Low-Latency Video Face Detection and Image Segmentation, an Application

The following summary relates to a computer vision project and it's implementation for course CS583 at Drexel University. I worked alongside two fellow graduate students to design, implement, and test the solution. My duties were largely involved in developing the code-base to improve application performance and modularity.

Application Structure and Results

Program Control Flow

Our implementation is centered around reading frames from OpenCV's VideoCapture module. The main process thread is responsible for initializing all necessary components, capturing frames, creating a shared memory block for each frame, and then finally passing the frame in shared memory to an input queue. Based on the number of available user CPU cores, each frame is sequentially processed by a different core (worker process) and returned to a priority output queue. Setting up shared memory in this way allows for efficient handling of the frames as worker processes can access the shared memory by reference; rather than sending all frame data across processes, which is more computationally expensive. As workers are passed frames, they apply our previously mentioned deep learning models to the frames for processing (image segmentation and face detection). Blurring and other operations are also performed by these workers. We utilized a priority output queue to ensure that frames are processed and returned to the main thread in the correct order for accurate video streaming. The main thread finishes by checking the output queue for processed frames and displaying them on the user's screen. The below chart illustrates our overall program control flow.

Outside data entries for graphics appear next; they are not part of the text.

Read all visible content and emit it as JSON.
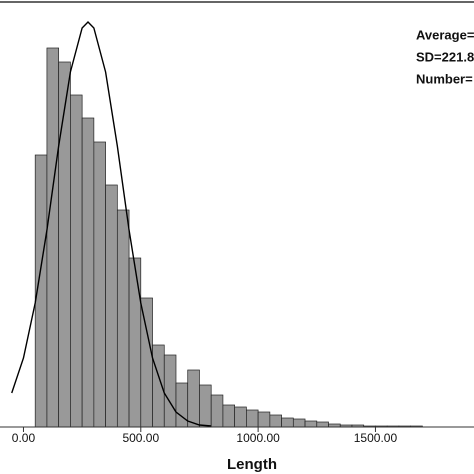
{
  "chart_data": {
    "type": "histogram",
    "x_label": "Length",
    "annotations": [
      "Average=",
      "SD=221.8",
      "Number="
    ],
    "bins": [
      50,
      100,
      150,
      200,
      250,
      300,
      350,
      400,
      450,
      500,
      550,
      600,
      650,
      700,
      750,
      800,
      850,
      900,
      950,
      1000,
      1050,
      1100,
      1150,
      1200,
      1250,
      1300,
      1350,
      1400,
      1450,
      1500,
      1550,
      1600,
      1650,
      1700
    ],
    "values": [
      272,
      379,
      365,
      332,
      309,
      285,
      242,
      217,
      169,
      129,
      82,
      72,
      44,
      57,
      42,
      32,
      22,
      20,
      17,
      15,
      12,
      9,
      8,
      6,
      5,
      3,
      2,
      2,
      1,
      1,
      1,
      1,
      1
    ],
    "color": "#999999",
    "curve": {
      "x": [
        -50,
        0,
        50,
        100,
        150,
        200,
        250,
        275,
        300,
        350,
        400,
        450,
        500,
        550,
        600,
        650,
        700,
        750,
        800
      ],
      "y": [
        34,
        69,
        124,
        197,
        281,
        355,
        399,
        405,
        399,
        355,
        281,
        197,
        124,
        69,
        34,
        15,
        6,
        2,
        1
      ],
      "color": "#000000"
    },
    "xlim": [
      -100,
      1920
    ],
    "ylim": [
      0,
      420
    ],
    "xticks": [
      {
        "value": 0,
        "label": "0.00"
      },
      {
        "value": 500,
        "label": "500.00"
      },
      {
        "value": 1000,
        "label": "1000.00"
      },
      {
        "value": 1500,
        "label": "1500.00"
      }
    ]
  }
}
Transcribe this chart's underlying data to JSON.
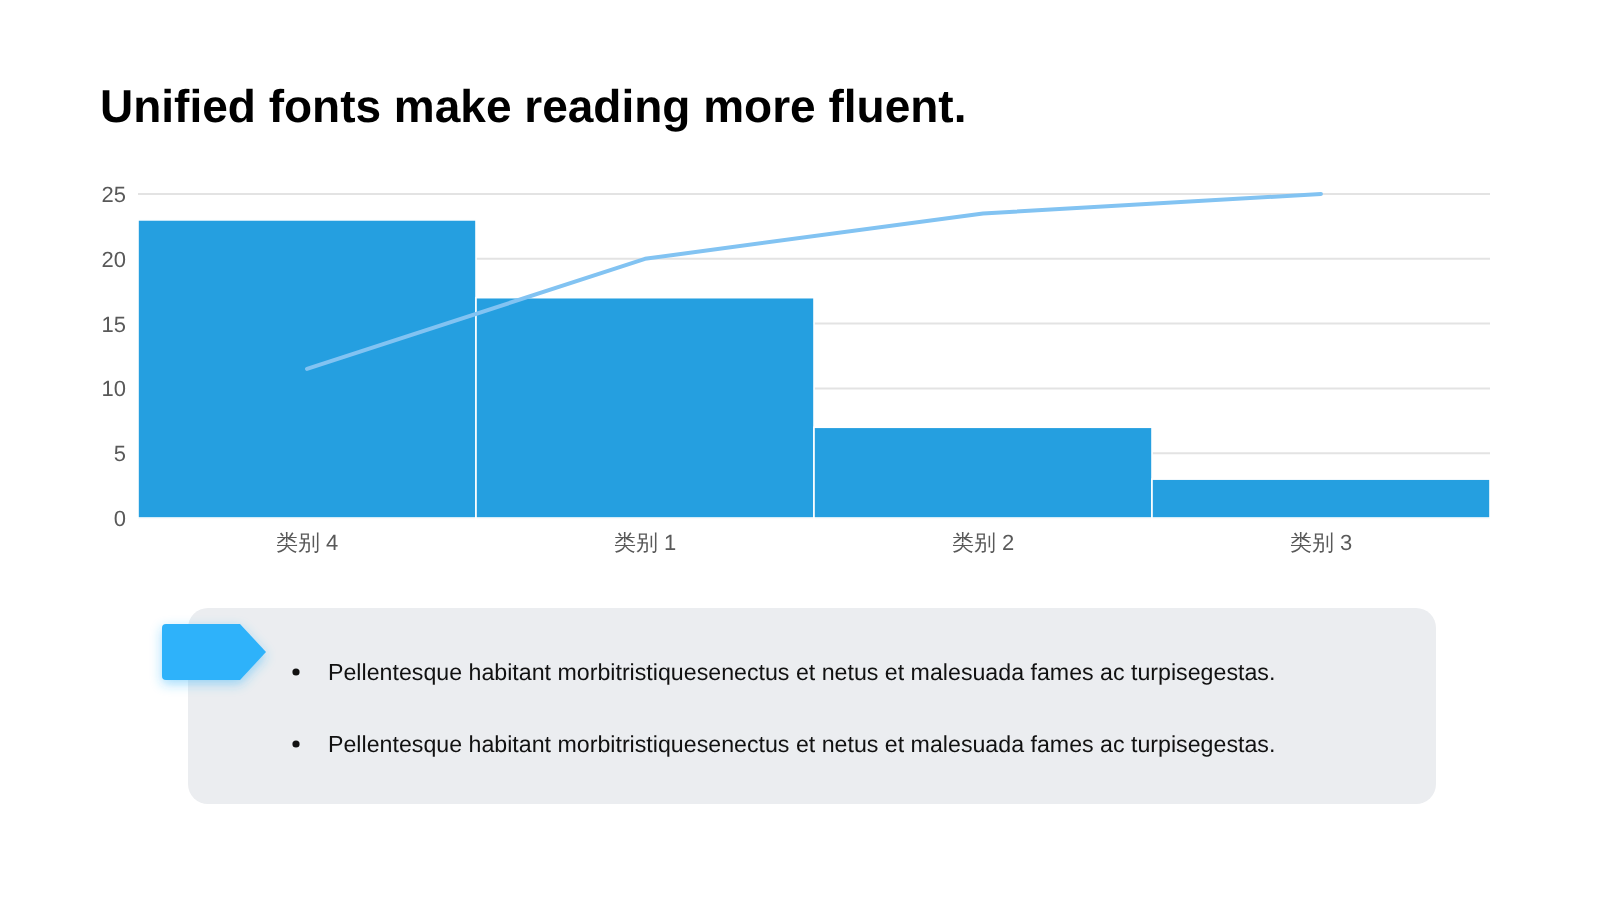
{
  "chart_data": {
    "type": "bar",
    "title": "Unified fonts make reading more fluent.",
    "categories": [
      "类别 4",
      "类别 1",
      "类别 2",
      "类别 3"
    ],
    "series": [
      {
        "color": "#259fe0",
        "values": [
          23,
          17,
          7,
          3
        ]
      },
      {
        "type": "line",
        "color": "#82c3f2",
        "values": [
          11.5,
          20,
          23.5,
          25
        ]
      }
    ],
    "ylim": [
      0,
      25
    ],
    "yticks": [
      0,
      5,
      10,
      15,
      20,
      25
    ],
    "grid": "y",
    "annotations": [
      "Pellentesque habitant morbitristiquesenectus et netus et malesuada fames ac turpisegestas.",
      "Pellentesque habitant morbitristiquesenectus et netus et malesuada fames ac turpisegestas."
    ]
  }
}
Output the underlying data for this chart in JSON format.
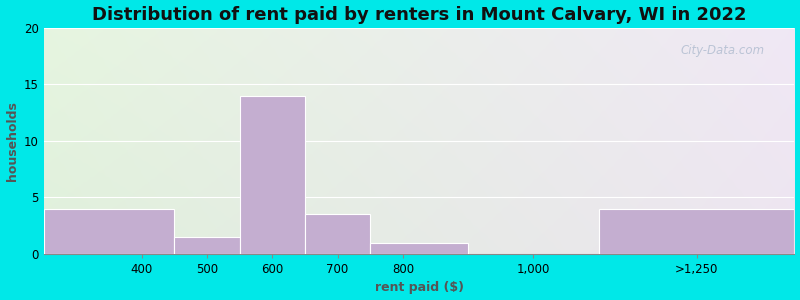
{
  "title": "Distribution of rent paid by renters in Mount Calvary, WI in 2022",
  "xlabel": "rent paid ($)",
  "ylabel": "households",
  "bar_edges": [
    250,
    450,
    550,
    650,
    750,
    900,
    1100,
    1400
  ],
  "tick_positions": [
    400,
    500,
    600,
    700,
    800,
    1000,
    1250
  ],
  "tick_labels": [
    "400",
    "500",
    "600",
    "700",
    "800",
    "1,000",
    ">1,250"
  ],
  "values": [
    4,
    1.5,
    14,
    3.5,
    1,
    0,
    4
  ],
  "bar_color": "#c4aed0",
  "bar_edgecolor": "#c4aed0",
  "ylim": [
    0,
    20
  ],
  "yticks": [
    0,
    5,
    10,
    15,
    20
  ],
  "background_outer": "#00e8e8",
  "bg_top_left": "#e6f5e0",
  "bg_top_right": "#f0e8f5",
  "bg_bottom_left": "#dff0dc",
  "bg_bottom_right": "#ede5f0",
  "grid_color": "#e8dced",
  "title_fontsize": 13,
  "axis_label_fontsize": 9,
  "tick_fontsize": 8.5,
  "watermark_text": "City-Data.com"
}
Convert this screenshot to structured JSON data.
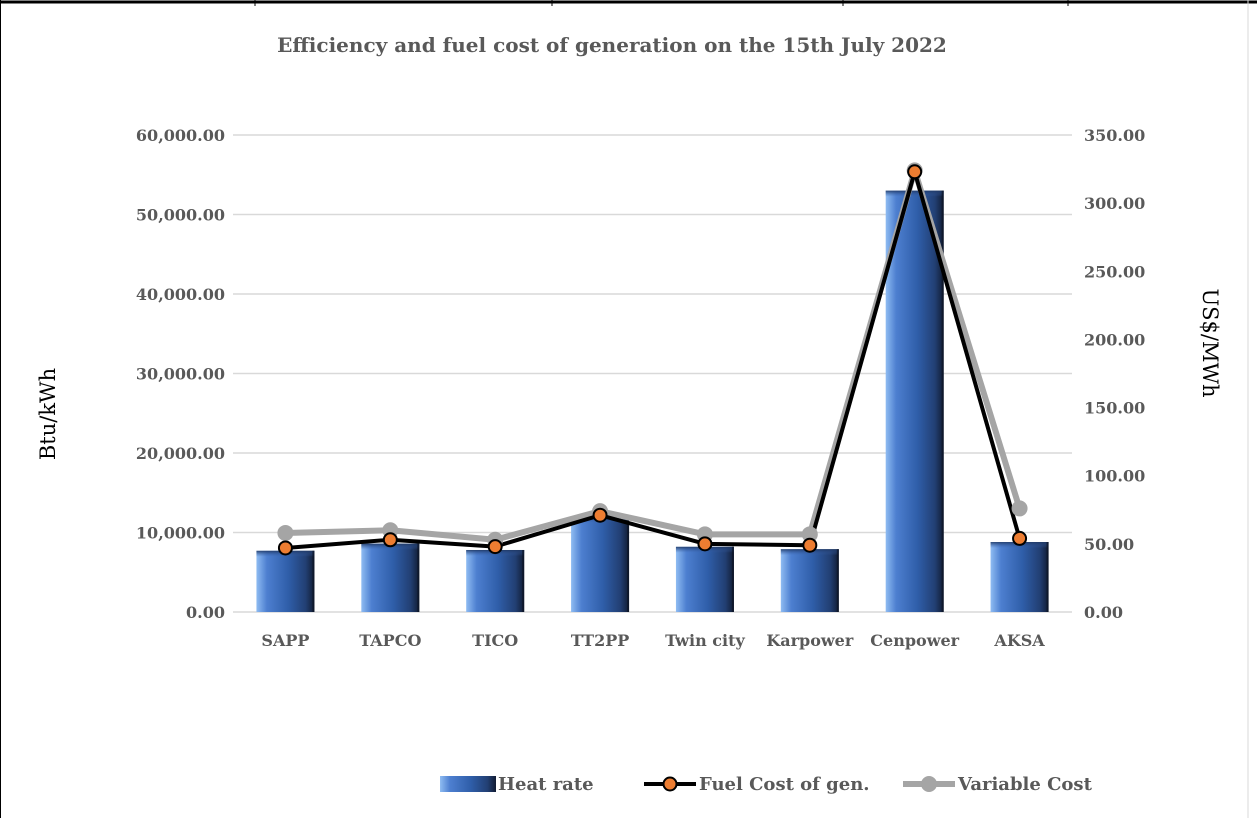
{
  "chart_data": {
    "type": "bar",
    "title": "Efficiency and fuel cost of generation on the 15th July 2022",
    "categories": [
      "SAPP",
      "TAPCO",
      "TICO",
      "TT2PP",
      "Twin city",
      "Karpower",
      "Cenpower",
      "AKSA"
    ],
    "y_left": {
      "label": "Btu/kWh",
      "range": [
        0,
        60000
      ],
      "ticks": [
        "0.00",
        "10,000.00",
        "20,000.00",
        "30,000.00",
        "40,000.00",
        "50,000.00",
        "60,000.00"
      ]
    },
    "y_right": {
      "label": "US$/MWh",
      "range": [
        0,
        350
      ],
      "ticks": [
        "0.00",
        "50.00",
        "100.00",
        "150.00",
        "200.00",
        "250.00",
        "300.00",
        "350.00"
      ]
    },
    "grid": true,
    "legend_position": "bottom",
    "series": [
      {
        "name": "Heat rate",
        "type": "bar",
        "axis": "left",
        "color": "#3b64ad",
        "values": [
          7700,
          8600,
          7800,
          12000,
          8200,
          7900,
          53000,
          8800
        ]
      },
      {
        "name": "Fuel Cost of gen.",
        "type": "line",
        "axis": "right",
        "color": "#000000",
        "marker_color": "#ed7d31",
        "values": [
          47,
          53,
          48,
          71,
          50,
          49,
          323,
          54
        ]
      },
      {
        "name": "Variable Cost",
        "type": "line",
        "axis": "right",
        "color": "#a5a5a5",
        "marker_color": "#a5a5a5",
        "values": [
          58,
          60,
          53,
          74,
          57,
          57,
          324,
          76
        ]
      }
    ]
  }
}
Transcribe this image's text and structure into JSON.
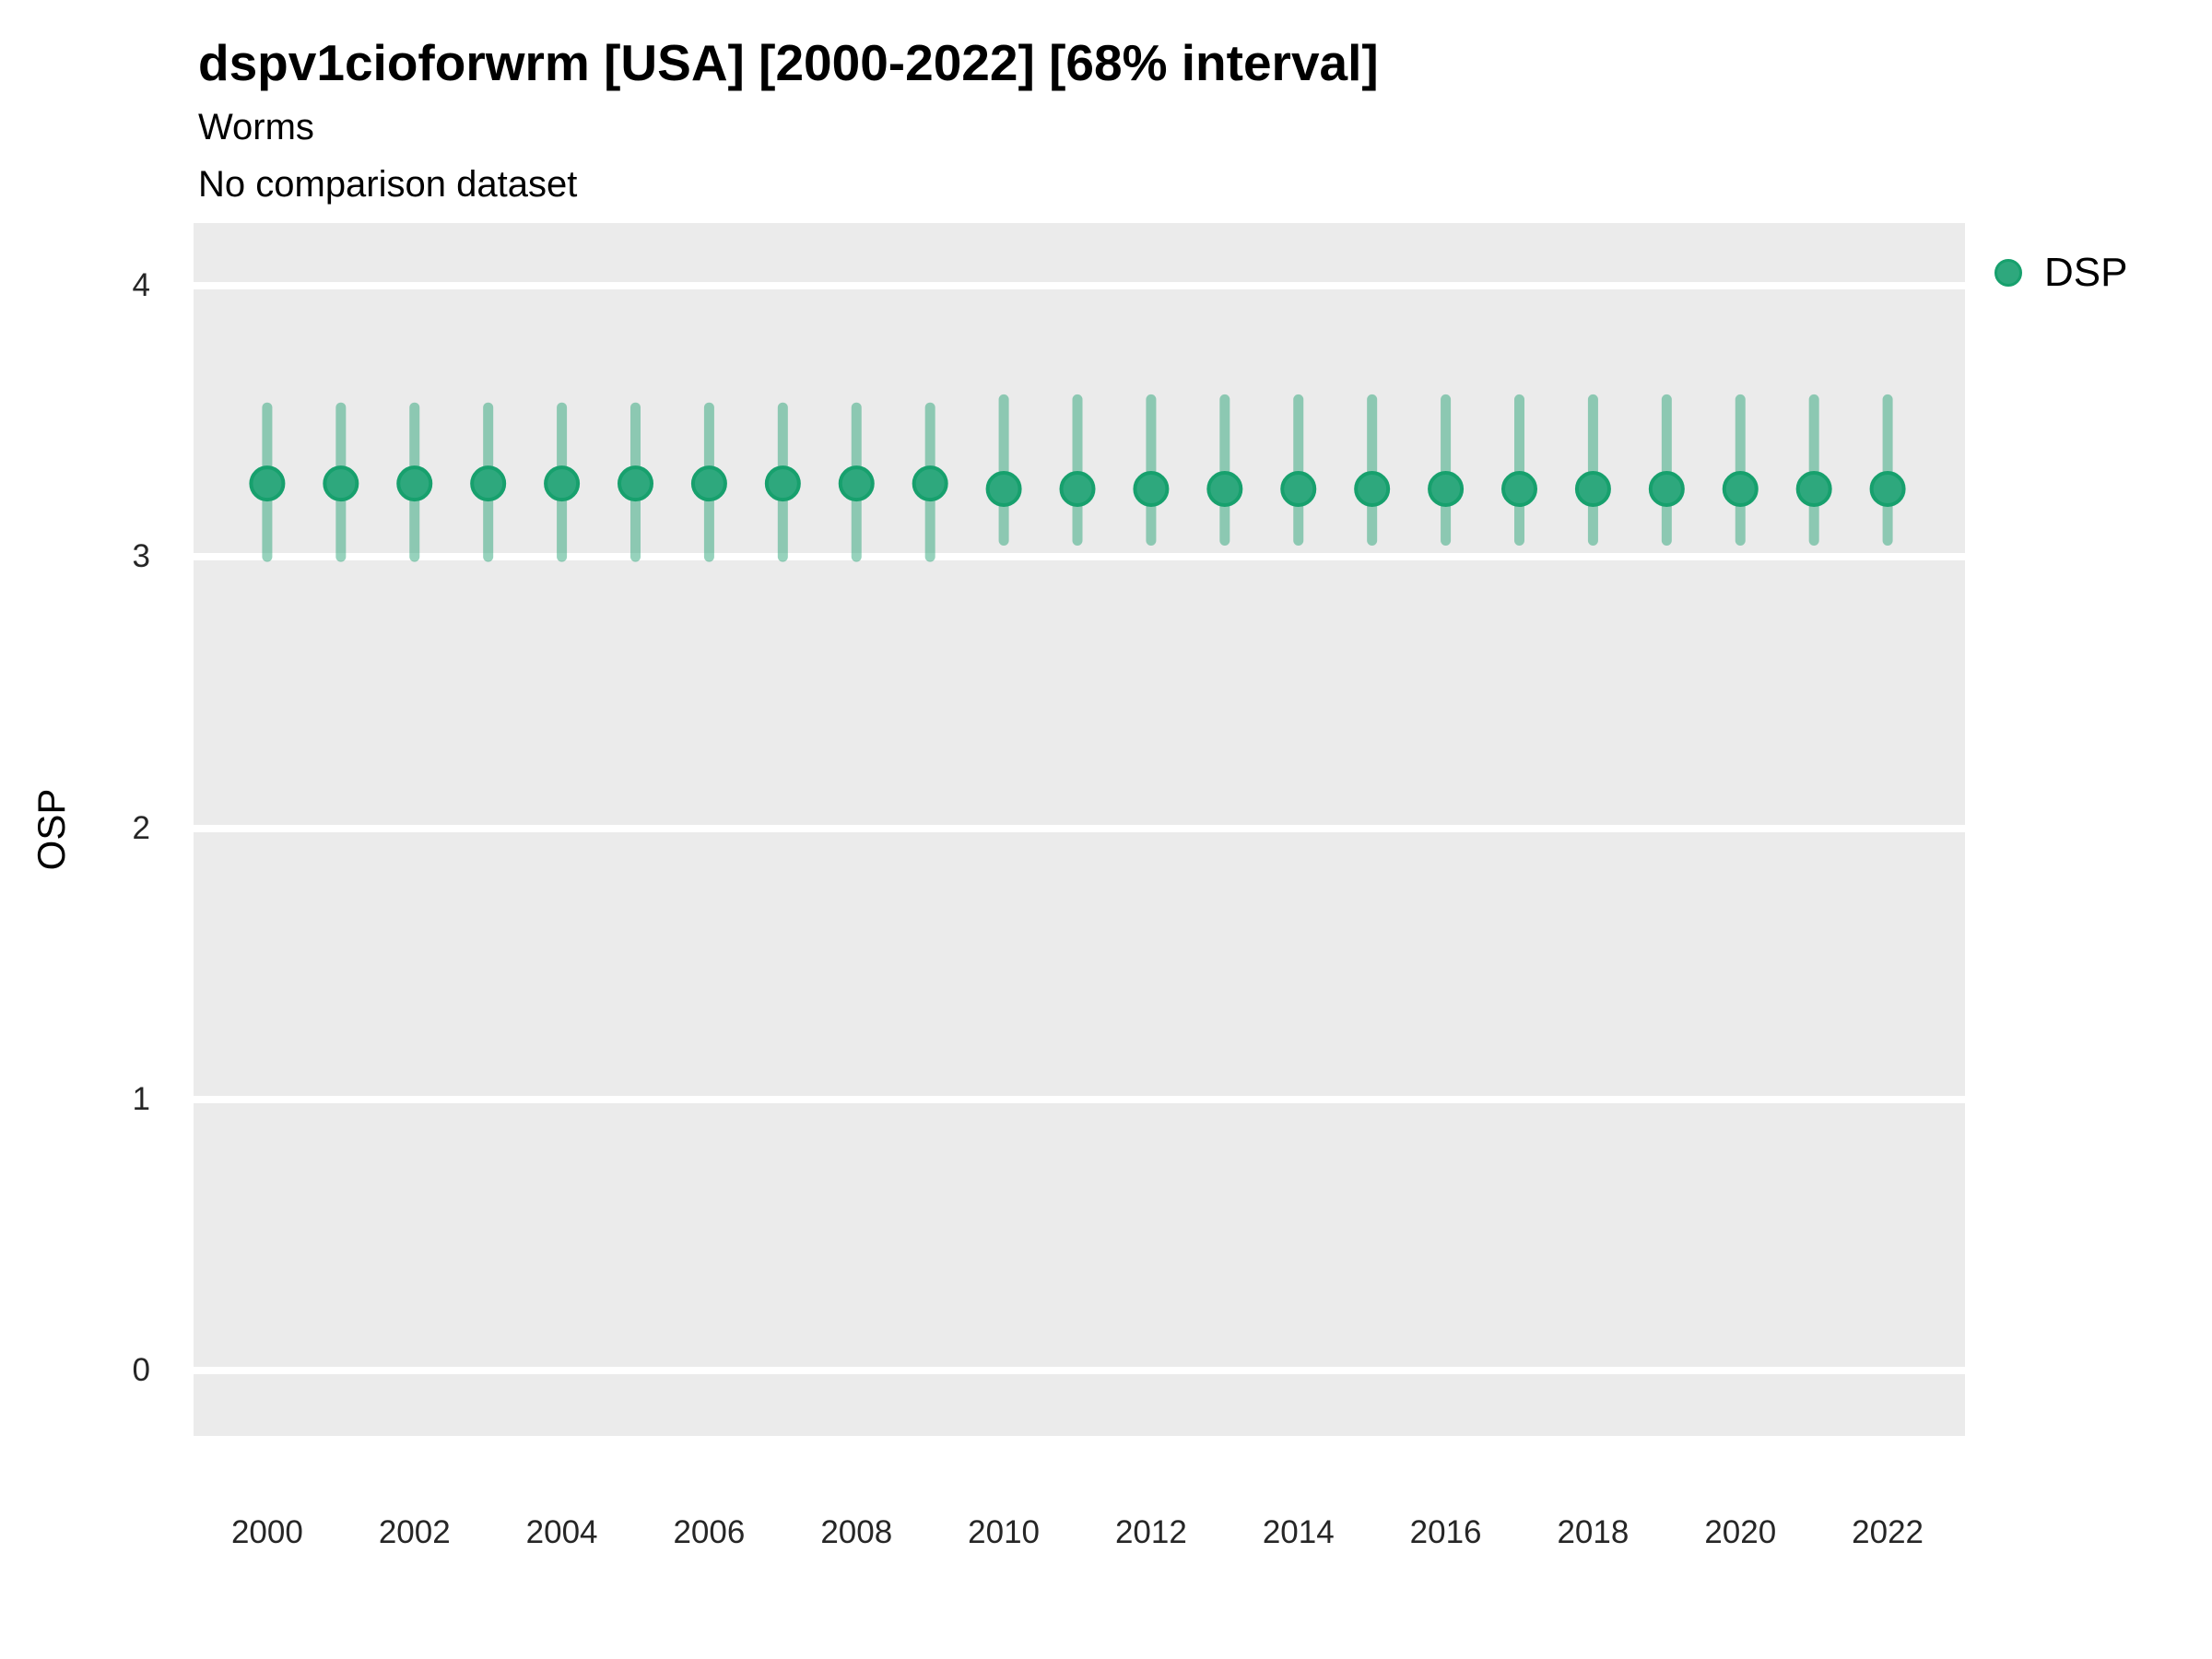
{
  "chart_data": {
    "type": "scatter",
    "title": "dspv1cioforwrm [USA] [2000-2022] [68% interval]",
    "subtitle": "Worms",
    "note": "No comparison dataset",
    "interval_label": "68% interval",
    "country": "USA",
    "year_range": "2000-2022",
    "xlabel": "",
    "ylabel": "OSP",
    "legend": {
      "position": "right",
      "entries": [
        {
          "label": "DSP",
          "marker": "circle-icon"
        }
      ]
    },
    "xlim": [
      1999.0,
      2023.05
    ],
    "ylim": [
      -0.24,
      4.23
    ],
    "xticks": [
      "2000",
      "2002",
      "2004",
      "2006",
      "2008",
      "2010",
      "2012",
      "2014",
      "2016",
      "2018",
      "2020",
      "2022"
    ],
    "yticks": [
      "0",
      "1",
      "2",
      "3",
      "4"
    ],
    "grid": "horizontal-major-only",
    "series": [
      {
        "name": "DSP",
        "points": [
          {
            "x": 2000,
            "mid": 3.27,
            "lo": 3.0,
            "hi": 3.55
          },
          {
            "x": 2001,
            "mid": 3.27,
            "lo": 3.0,
            "hi": 3.55
          },
          {
            "x": 2002,
            "mid": 3.27,
            "lo": 3.0,
            "hi": 3.55
          },
          {
            "x": 2003,
            "mid": 3.27,
            "lo": 3.0,
            "hi": 3.55
          },
          {
            "x": 2004,
            "mid": 3.27,
            "lo": 3.0,
            "hi": 3.55
          },
          {
            "x": 2005,
            "mid": 3.27,
            "lo": 3.0,
            "hi": 3.55
          },
          {
            "x": 2006,
            "mid": 3.27,
            "lo": 3.0,
            "hi": 3.55
          },
          {
            "x": 2007,
            "mid": 3.27,
            "lo": 3.0,
            "hi": 3.55
          },
          {
            "x": 2008,
            "mid": 3.27,
            "lo": 3.0,
            "hi": 3.55
          },
          {
            "x": 2009,
            "mid": 3.27,
            "lo": 3.0,
            "hi": 3.55
          },
          {
            "x": 2010,
            "mid": 3.25,
            "lo": 3.06,
            "hi": 3.58
          },
          {
            "x": 2011,
            "mid": 3.25,
            "lo": 3.06,
            "hi": 3.58
          },
          {
            "x": 2012,
            "mid": 3.25,
            "lo": 3.06,
            "hi": 3.58
          },
          {
            "x": 2013,
            "mid": 3.25,
            "lo": 3.06,
            "hi": 3.58
          },
          {
            "x": 2014,
            "mid": 3.25,
            "lo": 3.06,
            "hi": 3.58
          },
          {
            "x": 2015,
            "mid": 3.25,
            "lo": 3.06,
            "hi": 3.58
          },
          {
            "x": 2016,
            "mid": 3.25,
            "lo": 3.06,
            "hi": 3.58
          },
          {
            "x": 2017,
            "mid": 3.25,
            "lo": 3.06,
            "hi": 3.58
          },
          {
            "x": 2018,
            "mid": 3.25,
            "lo": 3.06,
            "hi": 3.58
          },
          {
            "x": 2019,
            "mid": 3.25,
            "lo": 3.06,
            "hi": 3.58
          },
          {
            "x": 2020,
            "mid": 3.25,
            "lo": 3.06,
            "hi": 3.58
          },
          {
            "x": 2021,
            "mid": 3.25,
            "lo": 3.06,
            "hi": 3.58
          },
          {
            "x": 2022,
            "mid": 3.25,
            "lo": 3.06,
            "hi": 3.58
          }
        ]
      }
    ]
  },
  "style": {
    "panel_bg": "#ebebeb",
    "gridline_color": "#ffffff",
    "point_fill": "#2ea87d",
    "point_stroke": "#17a06d",
    "interval_color": "rgba(46,166,121,0.5)",
    "title_color": "#000000",
    "tick_color": "#262626"
  }
}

Program Control Flow Diagram
Program Control Flow Highlighting Main and Worker Processes

CPU Multiprocessing

With our implementation written in Python, we utilized Python's built-in multiprocessing library to create worker processes. The standard Queue data structure associated with this library proved to be insufficient. Due to inconsistent processing times across CPU cores, worker processes cannot be assumed to return processed frames in the same order they were received. Given our program structure it was most suitable to implement priority queues rather than the standard FIFO data structure. Priority queues in Python are implemented using a min-heap data structure, which ensures the parent node is smaller than the subsequent child nodes. In our case, "smaller" pertains to an earlier frame.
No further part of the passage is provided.